The above results should not be extrapolated to other subjects or medical schools, as chatbots are likely to continue to rapidly evolve through user feedback. Future trials with the same items may yield different results. The present results reflect the abilities of ChatGPT on February 1, 2023. The input for the question items for ChatGPT was not exactly the same as for medical students. The chatbot cannot receive information about differences in medical policies between the US and other regions, and this information needs to be learned by the software. Additionally, the interpretation of explanations and correct answers may vary depending on the perspectives of clinical experts, although the author has been working in the field of medicine in China for 15 years (2009–2023). Patient care best practices may also vary depending on the region and medical environment.

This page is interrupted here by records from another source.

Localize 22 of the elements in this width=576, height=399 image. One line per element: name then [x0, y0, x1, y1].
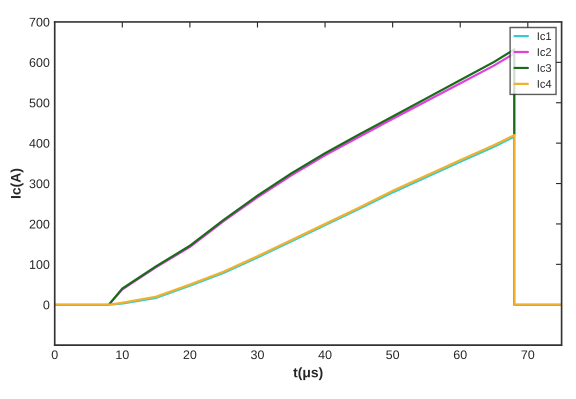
x-tick-label: 10	[116, 350, 129, 360]
y-tick-label: 0	[43, 300, 50, 310]
y-tick-label: 100	[30, 260, 50, 269]
legend-label: Ic2	[538, 48, 552, 56]
y-tick-label: 700	[30, 18, 50, 27]
y-tick-label: 200	[30, 220, 50, 229]
y-tick-label: 600	[30, 58, 50, 67]
legend-label: Ic4	[538, 80, 552, 88]
y-tick-label: 400	[29, 138, 50, 148]
x-axis-title: t(μs)	[293, 367, 323, 380]
x-tick-label: 20	[184, 350, 196, 360]
y-axis-title: Ic(A)	[10, 168, 24, 198]
x-tick-label: 30	[250, 350, 264, 360]
x-tick-label: 70	[521, 350, 534, 360]
y-tick-label: 500	[30, 98, 50, 108]
legend-label: Ic3	[538, 64, 552, 72]
legend-label: Ic1	[538, 32, 552, 40]
x-tick-label: 0	[52, 350, 58, 360]
x-tick-label: 60	[454, 350, 467, 360]
y-tick-label: 300	[29, 179, 50, 188]
x-tick-label: 50	[386, 350, 400, 360]
x-tick-label: 40	[318, 350, 332, 360]
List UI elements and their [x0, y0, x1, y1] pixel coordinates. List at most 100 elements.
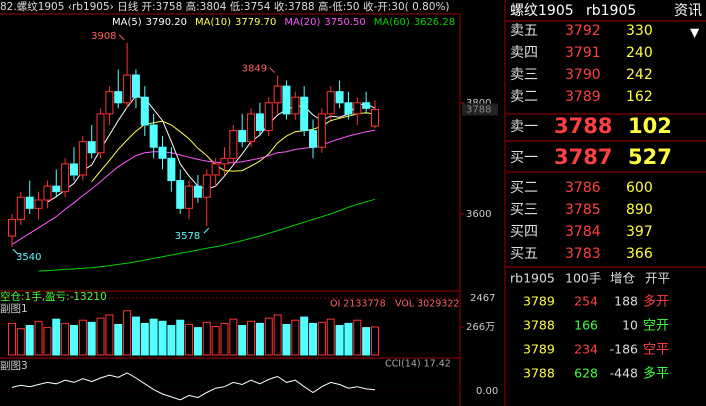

At present, ChatGPT's level of understanding and ability to interpret information is not adequate to be utilized by medical students, particularly in medical school exams and high-stakes exams such as health licensing exams. However, it is anticipated that with deep learning, ChatGPT's knowledge and interpretation abilities will improve at a rapid pace, similar to AlphaGo's performance. Thus, medical and health professors and students should be mindful of incorporating this AI platform into medical and health education in the near future. In addition, the integration of AI into the medical school curriculum is already underway in some institutions.
In conclusion, ChatGPT's proficiency and interpretation abilities for questions pertaining to the Chinese NMLE are not yet at par with Chinese medical students. Nevertheless, it is probable that these abilities will improve through deep learning. Medical education authorities and students ought to be cognizant of the developments in this AI chatbot and ponder its potential utilization in learning and education. In conclusion, this research indicates that ChatGPT holds the possibility of serving as a virtual medical mentor, but further examination is required to fully evaluate its efficiency and applicability in this context.